Using an ensemble of FAIR assessment approaches to inform the design of
future FAIRness testing: a case study evaluating World Data Center for
Climate (WDCC)-preserved (meta)data
Abstract
From a research data repositories’ perspective, offering data management
services in-line with the FAIR principles is becoming more and more of a
selling point to compete on the market. In order to do so, the services
offered must be evaluated and credited following transparent and
credible procedures. Several FAIRness evaluation methods are openly
available for being applied to archived (meta)data. However, there
exists no standardized and globally accepted FAIRness testing procedure
to date. Here, we apply an ensemble of 5 FAIRness evaluation approaches
to selected datasets archived in the WDCC. The selection represents the
majority of WDCC-archived datasets (by volume) and reflects the entire
spectrum of data curation levels. Two tests are purely automatic, two
are purely manual and one test applies a hybrid method (manual and
automatic combined) for evaluation. The results of our evaluation show a
mean FAIR score of 0.67 of 1. Manual approaches show higher scores than
automated ones. The hybrid approach shows the highest score. Computed
statistics show agreement between the tests at the data collection
level. None of the five evaluation approaches is fully fit-for-purpose
to evaluate (discipline-specific) FAIRness, but all have their merit.
Manual testing captures domain- and repository-specific aspects of FAIR.
Machine-actionability of archived (meta)data is judged by the evaluator.

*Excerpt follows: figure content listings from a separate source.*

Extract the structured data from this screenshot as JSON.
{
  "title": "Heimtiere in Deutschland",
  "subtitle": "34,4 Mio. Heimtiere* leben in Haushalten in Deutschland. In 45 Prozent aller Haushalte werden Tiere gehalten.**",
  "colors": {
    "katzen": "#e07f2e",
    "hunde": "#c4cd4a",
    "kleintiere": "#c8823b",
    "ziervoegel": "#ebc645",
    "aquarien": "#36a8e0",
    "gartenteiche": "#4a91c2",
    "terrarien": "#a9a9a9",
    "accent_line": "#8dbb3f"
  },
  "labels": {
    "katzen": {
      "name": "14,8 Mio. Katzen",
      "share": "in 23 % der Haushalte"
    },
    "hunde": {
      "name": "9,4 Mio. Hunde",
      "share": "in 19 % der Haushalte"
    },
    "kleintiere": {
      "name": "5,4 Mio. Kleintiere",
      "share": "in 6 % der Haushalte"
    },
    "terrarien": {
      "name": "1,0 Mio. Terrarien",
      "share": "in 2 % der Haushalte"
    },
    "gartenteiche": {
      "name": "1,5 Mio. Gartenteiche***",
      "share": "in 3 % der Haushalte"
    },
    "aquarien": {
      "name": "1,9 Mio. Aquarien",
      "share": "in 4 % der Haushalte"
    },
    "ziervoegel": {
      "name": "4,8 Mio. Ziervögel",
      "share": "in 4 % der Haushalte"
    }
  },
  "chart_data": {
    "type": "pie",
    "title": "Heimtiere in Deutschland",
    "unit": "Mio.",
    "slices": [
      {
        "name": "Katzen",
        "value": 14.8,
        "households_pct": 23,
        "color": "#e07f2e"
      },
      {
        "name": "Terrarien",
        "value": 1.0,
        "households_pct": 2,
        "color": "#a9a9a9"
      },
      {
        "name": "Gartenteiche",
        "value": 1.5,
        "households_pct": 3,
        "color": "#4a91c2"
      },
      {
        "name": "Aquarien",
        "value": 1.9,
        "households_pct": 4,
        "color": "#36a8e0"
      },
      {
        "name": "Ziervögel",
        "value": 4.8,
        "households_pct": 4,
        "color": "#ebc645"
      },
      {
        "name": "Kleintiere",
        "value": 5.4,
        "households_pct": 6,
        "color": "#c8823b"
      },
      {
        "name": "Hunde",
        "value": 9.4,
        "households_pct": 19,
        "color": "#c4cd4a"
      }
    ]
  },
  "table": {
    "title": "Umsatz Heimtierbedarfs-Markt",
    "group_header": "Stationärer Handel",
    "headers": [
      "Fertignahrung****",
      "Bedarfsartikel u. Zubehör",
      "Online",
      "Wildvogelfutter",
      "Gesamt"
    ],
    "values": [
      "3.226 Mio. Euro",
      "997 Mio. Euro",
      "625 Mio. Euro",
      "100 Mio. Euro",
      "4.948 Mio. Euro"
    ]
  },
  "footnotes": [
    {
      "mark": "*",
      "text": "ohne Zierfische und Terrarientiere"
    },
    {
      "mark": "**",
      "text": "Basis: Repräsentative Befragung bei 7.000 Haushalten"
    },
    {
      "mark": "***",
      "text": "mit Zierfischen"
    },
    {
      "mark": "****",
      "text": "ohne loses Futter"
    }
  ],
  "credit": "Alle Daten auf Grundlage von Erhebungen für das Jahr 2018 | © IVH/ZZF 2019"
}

Automatic approaches evaluate the machine-actionable features of
archived (meta)data. These have to be accessible by an automated agent
and comply with globally established standards. An evaluation of
contextual metadata (essential for reusability) is not possible.
Correspondingly, the hybrid method combines the advantages and
eliminates the deficiencies of manual and automatic evaluation. We
recommend that future operational FAIRness evaluation be based on a
mature hybrid approach. The automatic part of the evaluation would
retrieve and evaluate as much machine-actionable discipline specific
(meta)data content as possible and be then complemented by a manual
evaluation focusing on the contextual aspects of FAIR. Design and
adoption of the discipline-specific aspects will have to be conducted in
concerted community efforts. We illustrate a possible structure of this
process with an example from climate research.